From multicellular organisms, like us humans, to single-cell bacteria, living things are subject to attack by viruses. Plants, animals and even bacteria have evolved strategies to combat pathogens, including viruses that can threaten health and life. Talia Backman, a University of Utah doctoral candidate wrapping up her final year in the School of Biological Sciences, found her project and niche in studying bacteria and the viruses that infect them.

She studies how bacteria create and use weapons, called “tailocins,” by repurposing genes from viruses.

“I’m especially interested in how bacteria have taken this a step further,” Backman said, “using remnants of past viral infections as a novel defense mechanism.”

“Phage” is the word that refers to the viruses that infect bacterial cells. While phages do not attack human cells, a lot can be learned from the strategies used by bacteria to survive a viral infection. Working with Talia Karasov, the principal investigator and assistant professor of biology (yes, they share the same first name), Backman recently helped make an unexpected discovery.

“We looked in the genome [DNA of bacteria] …and learned that the bacteria had taken a phage and repurposed it [using gene recipes from the phage] for warfare with other bacteria, now using it to kill competing bacteria,” Karasov said.

Repurposing viruses

“The bacterial strains (Pseudomonas) that I am studying are essentially repurposing the viruses that infect them,” Backman said, “retaining features from the infectious particles that ultimately help them to kill or co-exist with other strains of bacteria. These repurposed phage parts are called ‘tailocins.’ Understanding the role tailocins may be playing in shaping the prevalence, survival, and evolutionary success of certain bacterial strains is not well understood and is a major focus of the research in the Karasov lab.

“What we know, and are learning about microbes,” Backman continued, “is considered ‘foundational or basic science,’ but it’s anything but ‘basic.’ Understanding how life works can lead to new ideas and innovations. Today, human health, and the medicines we rely on, are challenged by the failure of antibiotics, medicines critical in combating bacterial infection.”

New class of antibiotics

Research on bacteria, and their unique viral pathogens, might just offer a novel solution to the antibiotic crisis. Beyond revealing how microbial communities combat infection, compete and evolve is the adjacent opportunity and potential to discover a new class of antibiotics.

“Perhaps tailocin therapy and training our cells to identify and destroy bacterial invaders by using bits and pieces from the pathogens that infect us,” Backman said, “will be the next generation in antibiotic medications.”

Antibiotics have been a medical miracle since the mid-20th century. However, Hanna Balky, the World Health Organization (WHO) assistant director-general on antimicrobial resistance, cautions that “there is a major gap in the discovery of antibacterial treatments, and more so in the discovery of innovative treatments. This presents a serious challenge to overcome the escalating pandemic of antimicrobial resistance and leaves every one of us increasingly vulnerable to bacterial infections including the simplest infections.”

Basic science is paving the way for novel solutions to global challenges, like antibiotic resistance.

“My research, and ongoing efforts in labs like Dr. Karasov’s in the School of Biological Sciences,” Backman said, “is at the forefront of providing insight into the mechanisms that organisms use to live, reproduce, and overcome infection.”

The future for Talia Backman, who plans on completing her doctorate in May, looks bright.
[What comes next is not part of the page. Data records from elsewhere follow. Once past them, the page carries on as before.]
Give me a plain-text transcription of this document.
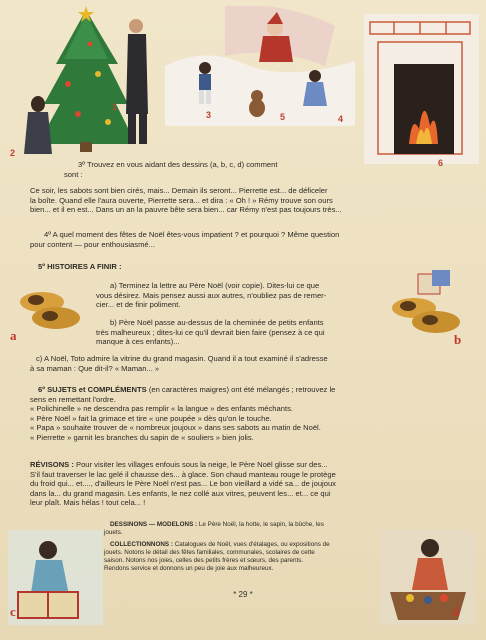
1
2
3	5	4
6
3º Trouvez en vous aidant des dessins (a, b, c, d) comment
sont :
Ce soir, les sabots sont bien cirés, mais... Demain ils seront... Pierrette est... de déficeler
la boîte. Quand elle l'aura ouverte, Pierrette sera... et dira : « Oh ! » Rémy trouve son ours
bien... et il en est... Dans un an la pauvre bête sera bien... car Rémy n'est pas toujours très...
4º A quel moment des fêtes de Noël êtes-vous impatient ? et pourquoi ? Même question
pour content — pour enthousiasmé...
5º HISTOIRES A FINIR :
a	b
a) Terminez la lettre au Père Noël (voir copie). Dites-lui ce que
vous désirez. Mais pensez aussi aux autres, n'oubliez pas de remer-
cier... et de finir poliment.
b) Père Noël passe au-dessus de la cheminée de petits enfants
très malheureux ; dites-lui ce qu'il devrait bien faire (pensez à ce qui
manque à ces enfants)...
c) A Noël, Toto admire la vitrine du grand magasin. Quand il a tout examiné il s'adresse
à sa maman : Que dit-il? « Maman... »
6º SUJETS et COMPLÉMENTS (en caractères maigres) ont été mélangés ; retrouvez le
sens en remettant l'ordre.
« Polichinelle » ne descendra pas remplir « la langue » des enfants méchants.
« Père Noël » fait la grimace et tire « une poupée » dès qu'on le touche.
« Papa » souhaite trouver de « nombreux joujoux » dans ses sabots au matin de Noël.
« Pierrette » garnit les branches du sapin de « souliers » bien jolis.
RÉVISONS : Pour visiter les villages enfouis sous la neige, le Père Noël glisse sur des...
S'il faut traverser le lac gelé il chausse des... à glace. Son chaud manteau rouge le protège
du froid qui... et...., d'ailleurs le Père Noël n'est pas... Le bon vieillard a vidé sa... de joujoux
dans la... du grand magasin. Les enfants, le nez collé aux vitres, peuvent les... et... ce qui
leur plaît. Mais hélas ! tout cela... !
c	d
DESSINONS — MODELONS : Le Père Noël, la hotte, le sapin, la bûche, les
jouets.
COLLECTIONNONS : Catalogues de Noël, vues d'étalages, ou expositions de
jouets. Notons le détail des fêtes familiales, communales, scolaires de cette
saison. Notons nos joies, celles des petits frères et sœurs, des parents.
Rendons service et donnons un peu de joie aux malheureux.
* 29 *
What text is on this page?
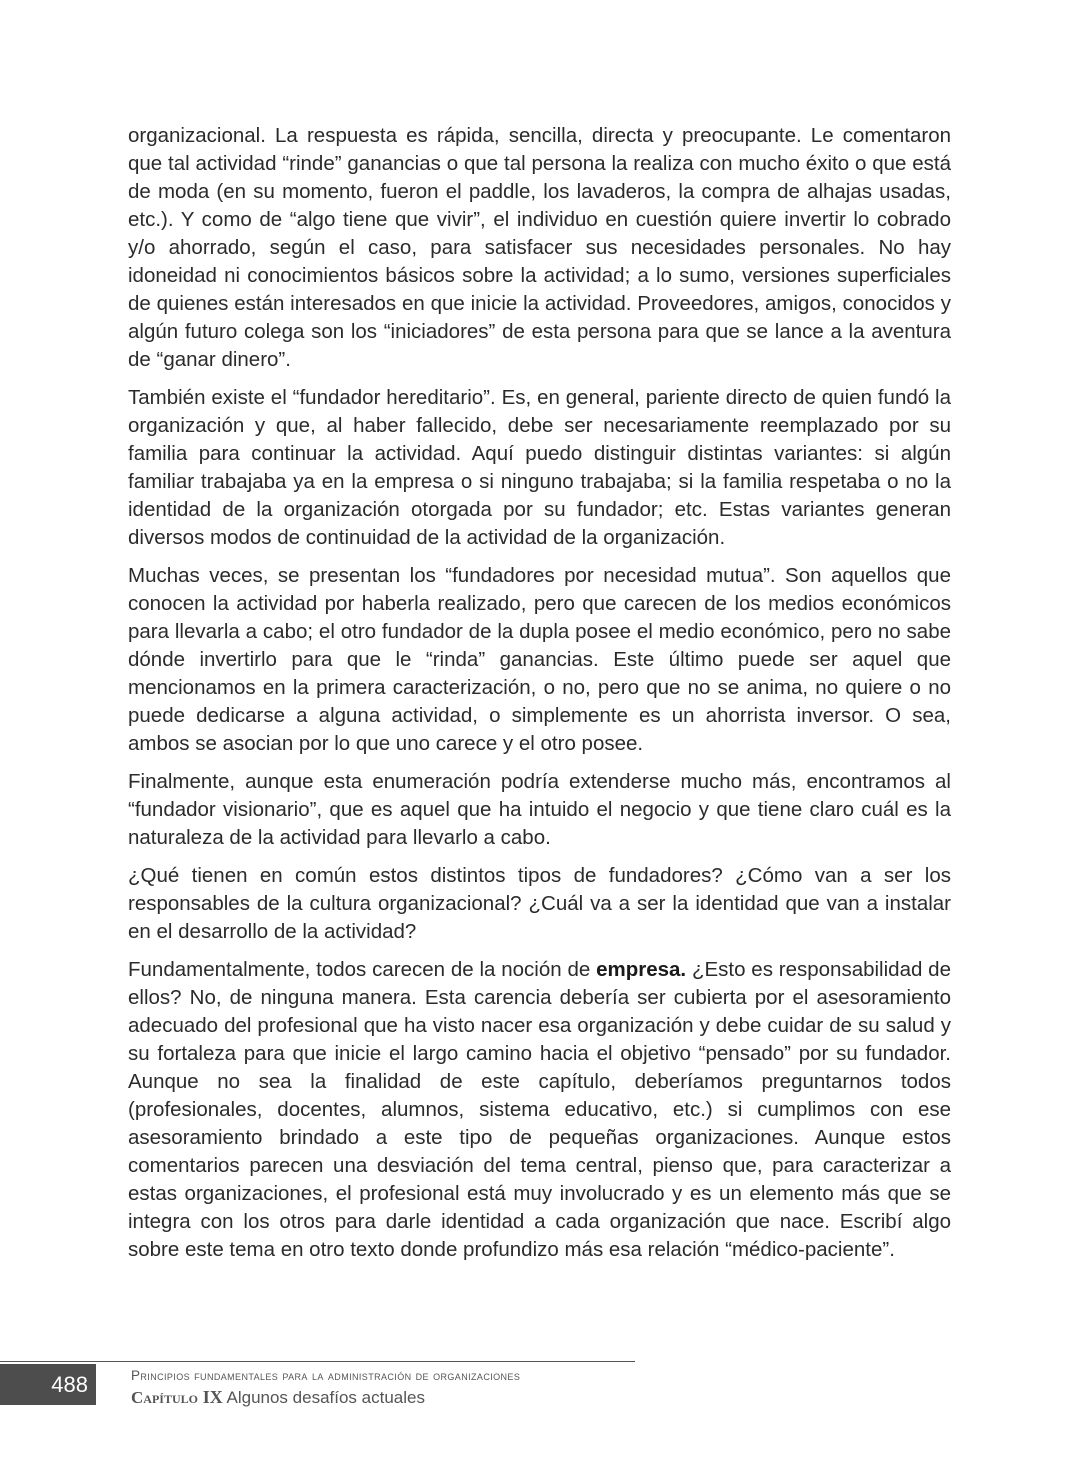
organizacional. La respuesta es rápida, sencilla, directa y preocupante. Le comentaron que tal actividad “rinde” ganancias o que tal persona la realiza con mucho éxito o que está de moda (en su momento, fueron el paddle, los lavaderos, la compra de alhajas usadas, etc.). Y como de “algo tiene que vivir”, el individuo en cuestión quiere invertir lo cobrado y/o ahorrado, según el caso, para satisfacer sus necesidades personales. No hay idoneidad ni conocimientos básicos sobre la actividad; a lo sumo, versiones superficiales de quienes están interesados en que inicie la actividad. Proveedores, amigos, conocidos y algún futuro colega son los “iniciadores” de esta persona para que se lance a la aventura de “ganar dinero”.

También existe el “fundador hereditario”. Es, en general, pariente directo de quien fundó la organización y que, al haber fallecido, debe ser necesariamente reemplazado por su familia para continuar la actividad. Aquí puedo distinguir distintas variantes: si algún familiar trabajaba ya en la empresa o si ninguno trabajaba; si la familia respetaba o no la identidad de la organización otorgada por su fundador; etc. Estas variantes generan diversos modos de continuidad de la actividad de la organización.

Muchas veces, se presentan los “fundadores por necesidad mutua”. Son aquellos que conocen la actividad por haberla realizado, pero que carecen de los medios económicos para llevarla a cabo; el otro fundador de la dupla posee el medio económico, pero no sabe dónde invertirlo para que le “rinda” ganancias. Este último puede ser aquel que mencionamos en la primera caracterización, o no, pero que no se anima, no quiere o no puede dedicarse a alguna actividad, o simplemente es un ahorrista inversor. O sea, ambos se asocian por lo que uno carece y el otro posee.

Finalmente, aunque esta enumeración podría extenderse mucho más, encontramos al “fundador visionario”, que es aquel que ha intuido el negocio y que tiene claro cuál es la naturaleza de la actividad para llevarlo a cabo.

¿Qué tienen en común estos distintos tipos de fundadores? ¿Cómo van a ser los responsables de la cultura organizacional? ¿Cuál va a ser la identidad que van a instalar en el desarrollo de la actividad?

Fundamentalmente, todos carecen de la noción de empresa. ¿Esto es responsabilidad de ellos? No, de ninguna manera. Esta carencia debería ser cubierta por el asesoramiento adecuado del profesional que ha visto nacer esa organización y debe cuidar de su salud y su fortaleza para que inicie el largo camino hacia el objetivo “pensado” por su fundador. Aunque no sea la finalidad de este capítulo, deberíamos preguntarnos todos (profesionales, docentes, alumnos, sistema educativo, etc.) si cumplimos con ese asesoramiento brindado a este tipo de pequeñas organizaciones. Aunque estos comentarios parecen una desviación del tema central, pienso que, para caracterizar a estas organizaciones, el profesional está muy involucrado y es un elemento más que se integra con los otros para darle identidad a cada organización que nace. Escribí algo sobre este tema en otro texto donde profundizo más esa relación “médico-paciente”.

488	Principios fundamentales para la administración de organizaciones
Capítulo IX Algunos desafíos actuales
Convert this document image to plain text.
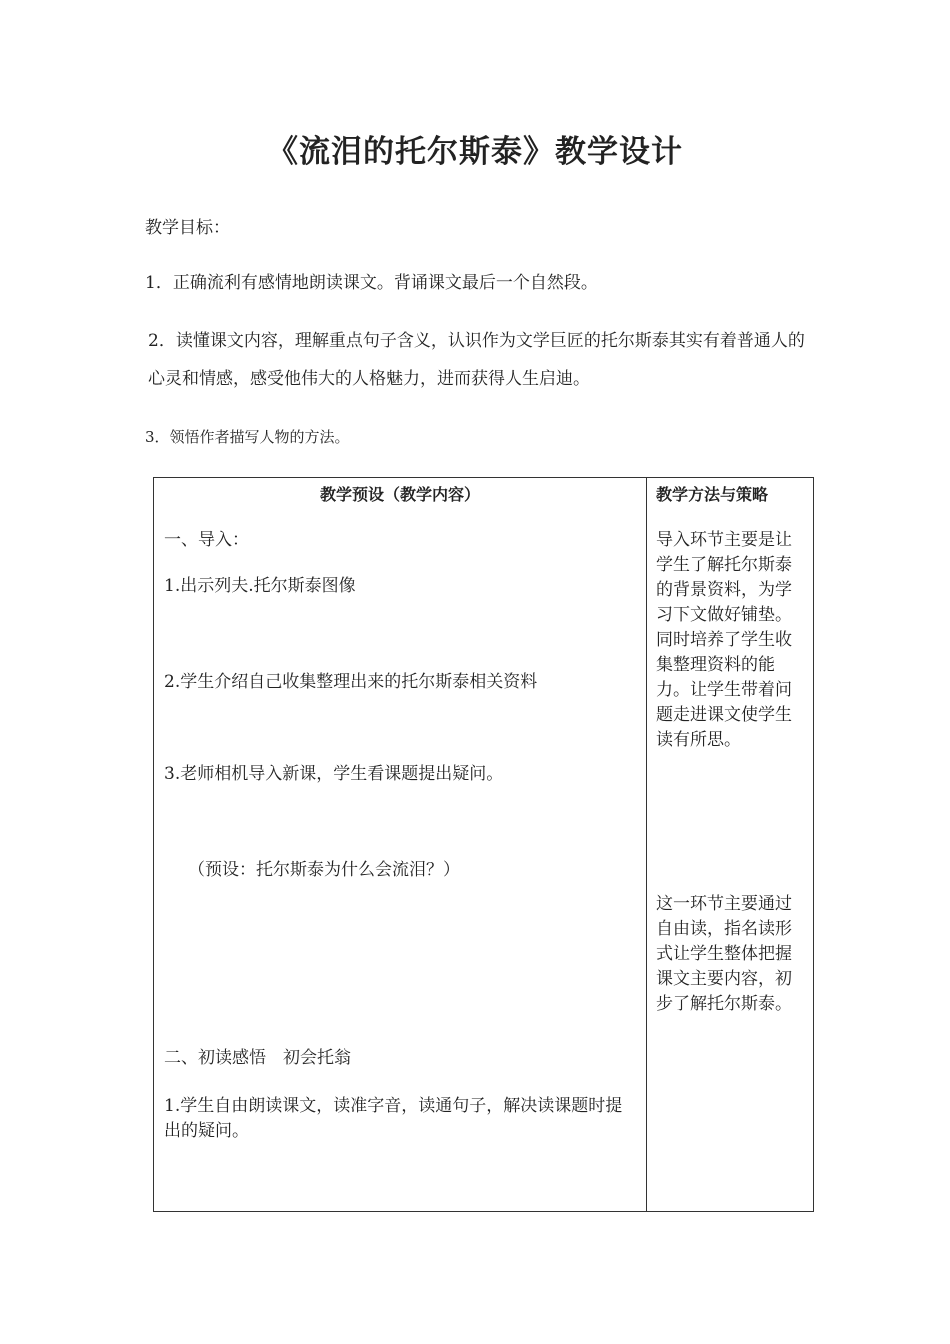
《流泪的托尔斯泰》教学设计
教学目标：
1．正确流利有感情地朗读课文。背诵课文最后一个自然段。
2．读懂课文内容，理解重点句子含义，认识作为文学巨匠的托尔斯泰其实有着普通人的心灵和情感，感受他伟大的人格魅力，进而获得人生启迪。
3．领悟作者描写人物的方法。
教学预设（教学内容）	教学方法与策略
一、导入：
1.出示列夫.托尔斯泰图像
2.学生介绍自己收集整理出来的托尔斯泰相关资料
3.老师相机导入新课，学生看课题提出疑问。
（预设：托尔斯泰为什么会流泪？）
二、初读感悟　初会托翁
1.学生自由朗读课文，读准字音，读通句子，解决读课题时提出的疑问。
导入环节主要是让学生了解托尔斯泰的背景资料，为学习下文做好铺垫。同时培养了学生收集整理资料的能力。让学生带着问题走进课文使学生读有所思。
这一环节主要通过自由读，指名读形式让学生整体把握课文主要内容，初步了解托尔斯泰。
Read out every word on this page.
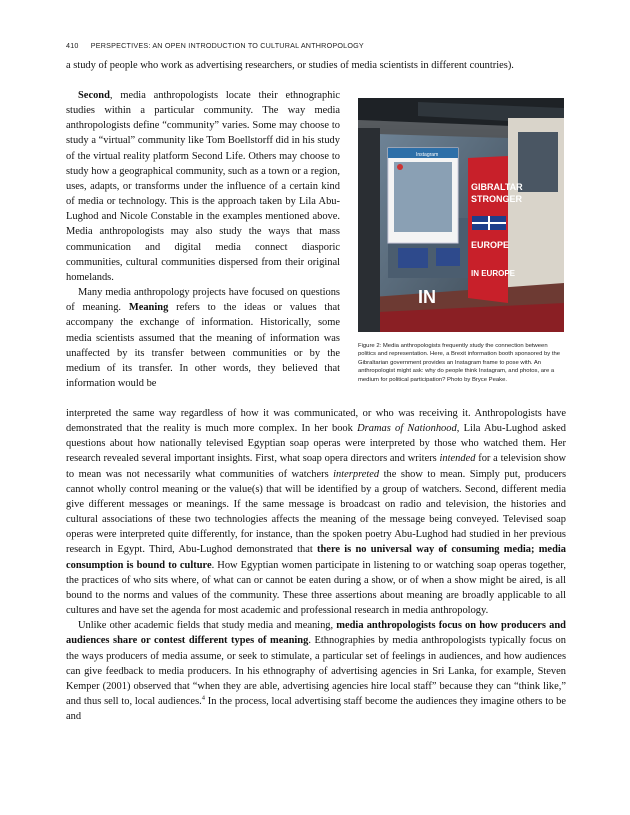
410 PERSPECTIVES: AN OPEN INTRODUCTION TO CULTURAL ANTHROPOLOGY

a study of people who work as advertising researchers, or studies of media scientists in different countries).

Second, media anthropologists locate their ethnographic studies within a particular community. The way media anthropologists define “community” varies. Some may choose to study a “virtual” community like Tom Boellstorff did in his study of the virtual reality platform Second Life. Others may choose to study how a geographical community, such as a town or a region, uses, adapts, or transforms under the influence of a certain kind of media or technology. This is the approach taken by Lila Abu-Lughod and Nicole Constable in the examples mentioned above. Media anthropologists may also study the ways that mass communication and digital media connect diasporic communities, cultural communities dispersed from their original homelands.

Many media anthropology projects have focused on questions of meaning. Meaning refers to the ideas or values that accompany the exchange of information. Historically, some media scientists assumed that the meaning of information was unaffected by its transfer between communities or by the medium of its transfer. In other words, they believed that information would be

Instagram
GIBRALTAR
STRONGER
EUROPE
IN EUROPE
IN
Figure 2: Media anthropologists frequently study the connection between politics and representation. Here, a Brexit information booth sponsored by the Gibraltarian government provides an Instagram frame to pose with. An anthropologist might ask: why do people think Instagram, and photos, are a medium for political participation? Photo by Bryce Peake.

interpreted the same way regardless of how it was communicated, or who was receiving it. Anthropologists have demonstrated that the reality is much more complex. In her book Dramas of Nationhood, Lila Abu-Lughod asked questions about how nationally televised Egyptian soap operas were interpreted by those who watched them. Her research revealed several important insights. First, what soap opera directors and writers intended for a television show to mean was not necessarily what communities of watchers interpreted the show to mean. Simply put, producers cannot wholly control meaning or the value(s) that will be identified by a group of watchers. Second, different media give different messages or meanings. If the same message is broadcast on radio and television, the histories and cultural associations of these two technologies affects the meaning of the message being conveyed. Televised soap operas were interpreted quite differently, for instance, than the spoken poetry Abu-Lughod had studied in her previous research in Egypt. Third, Abu-Lughod demonstrated that there is no universal way of consuming media; media consumption is bound to culture. How Egyptian women participate in listening to or watching soap operas together, the practices of who sits where, of what can or cannot be eaten during a show, or of when a show might be aired, is all bound to the norms and values of the community. These three assertions about meaning are broadly applicable to all cultures and have set the agenda for most academic and professional research in media anthropology.

Unlike other academic fields that study media and meaning, media anthropologists focus on how producers and audiences share or contest different types of meaning. Ethnographies by media anthropologists typically focus on the ways producers of media assume, or seek to stimulate, a particular set of feelings in audiences, and how audiences can give feedback to media producers. In his ethnography of advertising agencies in Sri Lanka, for example, Steven Kemper (2001) observed that “when they are able, advertising agencies hire local staff” because they can “think like,” and thus sell to, local audiences.$^4$ In the process, local advertising staff become the audiences they imagine others to be and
“Once I finish with my PhD research next summer, I look forward to pursuing a career that will allow me to continue to do part-time research and part-time teaching,” she said. “I hope to inspire students to appreciate the pursuit of knowledge and not be afraid of digging deep into the molecular mechanisms that can inform solutions to today’s grand challenges.”

This research, titled “A phage tail-like bacteriocin suppresses competitors in metapopulations of pathogenic bacteria,” was published in the journal Science, on June 14, 2024. The research, which was funded by the National Institutes of Health, was also featured in @theU and on earth.com.